Two of the cops had their guns pointed at it, but their boss was yelling at them not to fire. A guy from Dunkin Donuts was recording the whole thing was his phone. Jan was green and huffing and puffing the way she does right when she’s about to throw up.
The creature on the tracks looked like it was trying to move away from the body, but it almost seemed to be tangled up in itself. It writhed for another minute, then jerked three or four times, then lay still.
Tentatively, one of the cops approached it, gun drawn. The thing didn’t move much. It twitched a little, but if my guess was any good, I would’ve said it was dead. The boss on the platform said something to the cop, who got closer. He kicked the worm. It flopped flaccidly against the tip of his shoe. In the glare of the setting sun, I watched a wet patch appear on his shoe. It might have just been the light, but i could’ve sworn I saw that wet patch crawl up to his sock.
The coroner came over with a much bigger cloth, which he threw over the thing. Another order from the boss, then the cops began to clear everyone from the platform.

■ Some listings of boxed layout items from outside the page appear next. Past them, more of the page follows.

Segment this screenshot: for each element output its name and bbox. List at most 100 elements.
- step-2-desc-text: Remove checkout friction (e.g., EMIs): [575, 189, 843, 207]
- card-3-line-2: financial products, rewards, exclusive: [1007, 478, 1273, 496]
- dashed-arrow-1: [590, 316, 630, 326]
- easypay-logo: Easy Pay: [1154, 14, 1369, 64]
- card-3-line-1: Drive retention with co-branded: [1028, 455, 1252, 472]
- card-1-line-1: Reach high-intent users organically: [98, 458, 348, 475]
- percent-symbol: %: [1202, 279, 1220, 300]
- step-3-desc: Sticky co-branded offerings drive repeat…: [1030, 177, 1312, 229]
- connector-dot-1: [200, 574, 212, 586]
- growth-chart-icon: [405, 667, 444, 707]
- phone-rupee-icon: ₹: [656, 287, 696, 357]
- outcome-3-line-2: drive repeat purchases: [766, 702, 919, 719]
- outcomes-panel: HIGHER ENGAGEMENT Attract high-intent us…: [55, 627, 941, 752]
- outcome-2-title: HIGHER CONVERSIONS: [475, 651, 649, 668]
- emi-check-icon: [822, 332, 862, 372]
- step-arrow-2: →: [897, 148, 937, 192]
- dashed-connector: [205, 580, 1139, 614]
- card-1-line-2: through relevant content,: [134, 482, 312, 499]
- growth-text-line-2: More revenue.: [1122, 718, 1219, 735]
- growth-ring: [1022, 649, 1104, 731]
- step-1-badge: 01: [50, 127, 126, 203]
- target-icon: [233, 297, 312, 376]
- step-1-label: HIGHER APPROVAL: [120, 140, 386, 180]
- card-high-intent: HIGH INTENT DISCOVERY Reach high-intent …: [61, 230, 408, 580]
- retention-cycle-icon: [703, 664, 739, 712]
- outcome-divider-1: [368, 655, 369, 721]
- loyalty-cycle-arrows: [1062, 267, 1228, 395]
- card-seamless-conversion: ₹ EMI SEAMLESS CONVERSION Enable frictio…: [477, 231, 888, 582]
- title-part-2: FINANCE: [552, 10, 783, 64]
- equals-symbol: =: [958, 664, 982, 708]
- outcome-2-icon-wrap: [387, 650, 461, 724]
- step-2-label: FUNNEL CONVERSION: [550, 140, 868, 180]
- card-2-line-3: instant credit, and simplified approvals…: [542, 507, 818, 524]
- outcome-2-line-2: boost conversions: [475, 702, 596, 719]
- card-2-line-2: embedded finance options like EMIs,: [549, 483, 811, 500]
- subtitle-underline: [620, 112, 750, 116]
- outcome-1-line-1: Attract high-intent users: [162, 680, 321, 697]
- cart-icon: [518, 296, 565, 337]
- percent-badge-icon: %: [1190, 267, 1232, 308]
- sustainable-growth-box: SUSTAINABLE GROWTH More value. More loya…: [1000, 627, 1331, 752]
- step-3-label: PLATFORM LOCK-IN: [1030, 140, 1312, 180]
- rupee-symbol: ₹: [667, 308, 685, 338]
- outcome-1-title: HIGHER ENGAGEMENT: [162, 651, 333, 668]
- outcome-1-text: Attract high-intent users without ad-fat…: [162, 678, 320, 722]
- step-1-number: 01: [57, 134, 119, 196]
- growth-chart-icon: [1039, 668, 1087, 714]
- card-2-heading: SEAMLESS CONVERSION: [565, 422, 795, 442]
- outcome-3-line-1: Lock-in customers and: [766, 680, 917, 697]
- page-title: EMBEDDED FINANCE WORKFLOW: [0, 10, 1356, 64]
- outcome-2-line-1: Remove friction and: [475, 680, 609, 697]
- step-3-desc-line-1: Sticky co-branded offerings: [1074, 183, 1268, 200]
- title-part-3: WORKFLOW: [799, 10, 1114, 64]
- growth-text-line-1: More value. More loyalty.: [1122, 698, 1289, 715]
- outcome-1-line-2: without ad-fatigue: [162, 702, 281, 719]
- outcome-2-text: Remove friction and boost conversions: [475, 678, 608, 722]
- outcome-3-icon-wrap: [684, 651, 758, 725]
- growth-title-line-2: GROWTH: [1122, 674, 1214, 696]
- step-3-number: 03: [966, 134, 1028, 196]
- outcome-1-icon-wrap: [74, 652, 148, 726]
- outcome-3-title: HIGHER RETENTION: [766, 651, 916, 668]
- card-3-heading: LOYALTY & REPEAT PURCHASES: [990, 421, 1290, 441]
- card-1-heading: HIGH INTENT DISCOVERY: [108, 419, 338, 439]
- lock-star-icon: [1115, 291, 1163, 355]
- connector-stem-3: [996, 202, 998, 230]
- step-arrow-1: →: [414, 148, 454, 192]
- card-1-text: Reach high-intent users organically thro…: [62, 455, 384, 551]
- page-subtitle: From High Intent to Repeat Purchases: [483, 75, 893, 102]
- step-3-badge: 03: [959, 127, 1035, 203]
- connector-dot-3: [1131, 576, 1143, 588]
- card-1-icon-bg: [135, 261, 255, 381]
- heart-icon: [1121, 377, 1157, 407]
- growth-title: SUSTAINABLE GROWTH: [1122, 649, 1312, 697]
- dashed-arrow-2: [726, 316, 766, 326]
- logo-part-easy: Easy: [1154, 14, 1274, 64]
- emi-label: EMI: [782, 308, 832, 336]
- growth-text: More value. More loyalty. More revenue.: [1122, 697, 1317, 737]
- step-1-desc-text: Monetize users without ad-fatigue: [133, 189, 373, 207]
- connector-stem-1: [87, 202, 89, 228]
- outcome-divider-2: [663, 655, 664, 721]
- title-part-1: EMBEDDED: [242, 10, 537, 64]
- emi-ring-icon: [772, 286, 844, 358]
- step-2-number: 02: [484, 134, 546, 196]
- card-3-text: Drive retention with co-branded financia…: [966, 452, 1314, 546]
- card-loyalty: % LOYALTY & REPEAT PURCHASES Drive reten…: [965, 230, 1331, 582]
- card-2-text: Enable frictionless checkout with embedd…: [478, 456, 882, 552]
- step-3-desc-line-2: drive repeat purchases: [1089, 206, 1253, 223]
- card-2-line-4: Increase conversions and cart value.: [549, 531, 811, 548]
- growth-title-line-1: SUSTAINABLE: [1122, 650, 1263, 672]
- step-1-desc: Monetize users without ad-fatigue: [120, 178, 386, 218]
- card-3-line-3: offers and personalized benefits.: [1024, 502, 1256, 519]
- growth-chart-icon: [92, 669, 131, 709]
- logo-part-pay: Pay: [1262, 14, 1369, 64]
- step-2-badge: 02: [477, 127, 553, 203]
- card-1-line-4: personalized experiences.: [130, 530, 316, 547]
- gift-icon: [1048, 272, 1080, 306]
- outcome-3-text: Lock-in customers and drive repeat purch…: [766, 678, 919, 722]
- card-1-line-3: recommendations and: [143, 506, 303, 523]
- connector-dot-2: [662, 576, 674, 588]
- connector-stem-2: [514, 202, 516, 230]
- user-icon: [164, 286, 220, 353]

We were asked to leave the Dunkin Donuts.
Jan pestered me to have an Uber bring us from New Brunswick to the wedding in New York, and $200 later, we were at the wedding. And that was that.
I didn’t read anything about the creature on the tracks in the paper, although I did see something about the suicide. Just a normal guy named Juan Cordero, apparently. Nothing remarkable.
The one thing I did find remarkable, though, was what I read in the paper a few months later. It’s why I’m writing this in the first place. When I was going through the paper last week, I saw a story about a police officer who’d committed suicide on the steps of the police station a couple days earlier. Apparently there’d been a pretty big disturbance after, but the paper didn’t give any details.
I didn’t recognize the cop’s name, but the picture was familiar. It was the same one who’d kicked the worm thing and had gotten the stuff on his shoe. As for the disturbance after, I can only guess. But it’d be a pretty good guess.